The fight for academic freedom
By: Kamal Abuarquob and Ryah Aqel
Students Allied for Freedom and Equality applauds the University of Michigan Press for deciding to maintain its contractual arrangement with Pluto Press. Unfortunately, open academic debate is not valued by all.
The external push against the press by some pro-Israel organizations began with Pluto's publication and the University Press's distribution of Bard College Prof. Joel Kovel's book, "Overcoming Zionism: Creating a Single Democratic State in Israel/Palestine." Though the book proposes a vision for peace, some have unfairly attacked it for the suggestion that Israelis and Palestinians should be treated as equal citizens in a state for both peoples. Kovel will be speaking about his experience in this struggle for open academic debate tonight at 8 p.m. in the 4th floor amphitheater of Rackham Auditorium.
Critical academic debate, which is needed now more than ever, is threatened because institutional supporters of Israel cannot tolerate views critical of Israel's policies and practices. This is antithetical to the mission of the University and its press, which seeks to offer "books that contribute to public understanding and dialogue about contemporary political, social, and cultural issues."
The principles of academic freedom have become increasingly difficult to uphold of late. Nobel Peace Prize-winning former U.S. president Jimmy Carter, leading political science scholars John Mearsheimer and Stephen Walt as well as Desmond Tutu, the anti-Apartheid legend who also won the Nobel Peace Prize, among others, face baseless accusations of anti-Semitism and bitter criticism and censure for taking positions critical of Israel.
For too long, pro-Israel activists have accused those who recognize Palestinian suffering and question Israel's system of discrimination of "hate speech" or anti-Semitism. The goal is clear: to make criticism of Israel's policies taboo. Nothing could be worse in the academic arena than taboos, especially with regard to important political conflicts and issues central to American foreign policy.
In light of the controversy surrounding Kovel's book, three members of the University Board of Regents - Andrea Fischer Newman (R-Ann Arbor), Laurence Deitch (D-Bingham Farms) and Andrew Richner (R-Grosse Pointe Park) - wrote a letter to the University Press calling on it to drop all distribution deals with non-University affiliated publishers. Such an irresponsible action is appalling. The letter indicates that damage to the University's reputation should be the primary criterion for a decision. However, the regents must be careful not to ignore the true mission of the University in favor of business and public relations.
The decision by the University Press to maintain its contract with Pluto Press is an important one given all the pressure it has faced. It bolsters the principle of open debate against those who oppose it and seek to present Israel as a state beyond critique. The latest offensive by those unwilling to stand by the University Press's decision should be discarded as counterproductive to the University's mission and the responsibilities of the press.
Several pro-Israel organizations - The Anti-Defamation League, Zionist Organization of America and B'nai B'rith International - spoke at a recent regents meeting and urged the board to take action against the University's partnership with Pluto Press.
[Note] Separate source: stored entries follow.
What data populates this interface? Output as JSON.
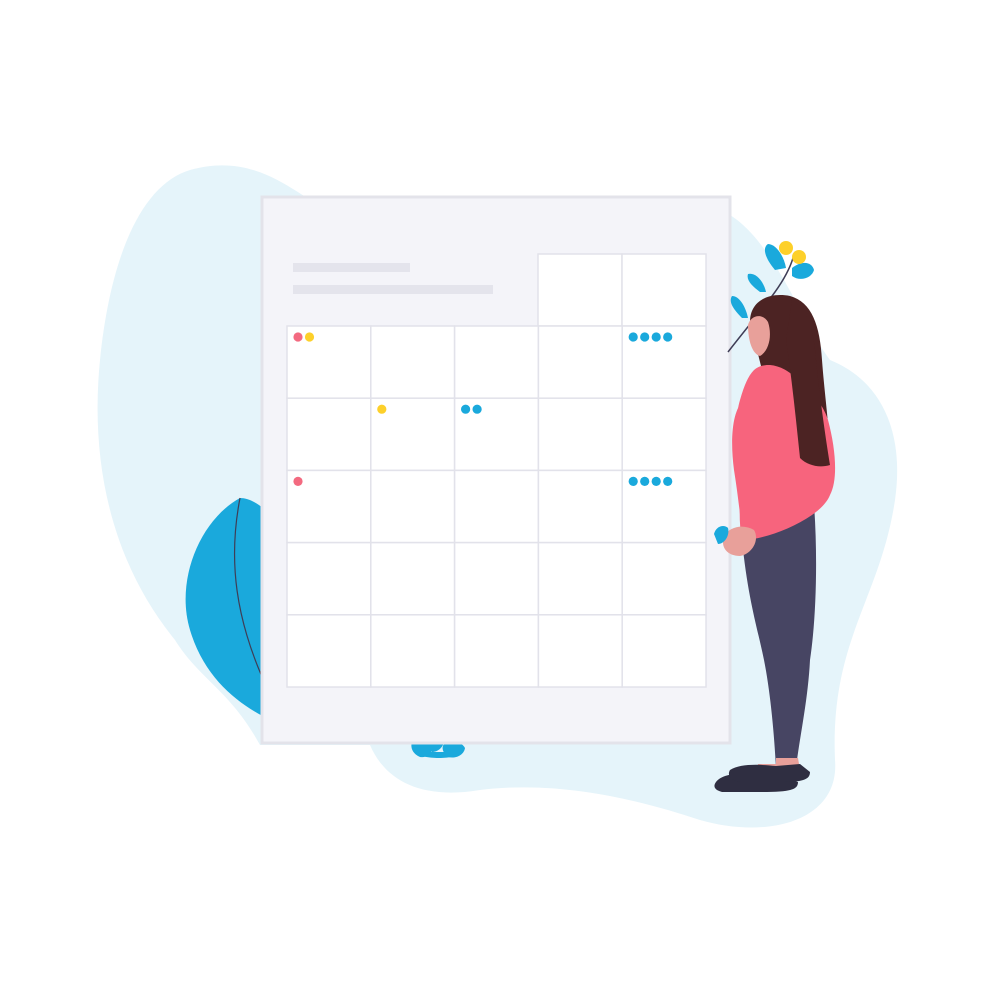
{
  "illustration": {
    "subject": "woman-looking-at-calendar",
    "colors": {
      "background": "#ffffff",
      "blob": "#e5f4fa",
      "board": "#f4f4f9",
      "board_border": "#e3e3ea",
      "cell": "#ffffff",
      "grid_line": "#e2e2ea",
      "placeholder_bar": "#e4e4ec",
      "accent_blue": "#1aa9dc",
      "accent_red": "#f36a80",
      "accent_yellow": "#fdd02a",
      "shirt": "#f7647d",
      "pants": "#474563",
      "hair": "#4c2323",
      "skin": "#e8a09a",
      "shoes": "#2f2e41"
    }
  },
  "calendar": {
    "columns": 5,
    "rows": 5,
    "header_cells": 2,
    "events": [
      {
        "row": 0,
        "col": 0,
        "dots": [
          "red",
          "yellow"
        ]
      },
      {
        "row": 0,
        "col": 4,
        "dots": [
          "blue",
          "blue",
          "blue",
          "blue"
        ]
      },
      {
        "row": 1,
        "col": 1,
        "dots": [
          "yellow"
        ]
      },
      {
        "row": 1,
        "col": 2,
        "dots": [
          "blue",
          "blue"
        ]
      },
      {
        "row": 2,
        "col": 0,
        "dots": [
          "red"
        ]
      },
      {
        "row": 2,
        "col": 4,
        "dots": [
          "blue",
          "blue",
          "blue",
          "blue"
        ]
      }
    ]
  }
}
They did not cite directly from Kovel's book, and there is no proof they had even read it.
Instead, the groups critical of the University Press focused on the specter of anti-Semitism. For example, the ADL's regional director cited her organization's study on anti-Semitic attitudes in America. Yet she did not even try to show how Kovel's book is anti-Semitic.
To be sure, anti-Semitism is a problem - as all prejudice is. However, it is being used to broadly attack a book and a publisher who clearly stand for equality. Kovel's book proposes a vision of peace in Israel/Palestine in which Jews and Palestinians are equal. Deeming those sentiments hateful is as disingenuous as calling Nelson Mandela or Martin Luther King, Jr. anti-White bigots for daring to demand equality in oppressive societies.
Because the statements and letters in the pressure campaign do not substantiate the claim of anti-Semitism with actual analysis, it is safe to conclude that this is a politically motivated campaign aimed at shielding Israel from criticism. The Board of Regents should protect the academic organs of this institution from baseless, political attacks. Otherwise, academic freedom loses.
Kamal Abuarquob is an LSA senior. Ryah Aqel is an LSA sophomore. They are members of Students Allied for Freedom and Equality.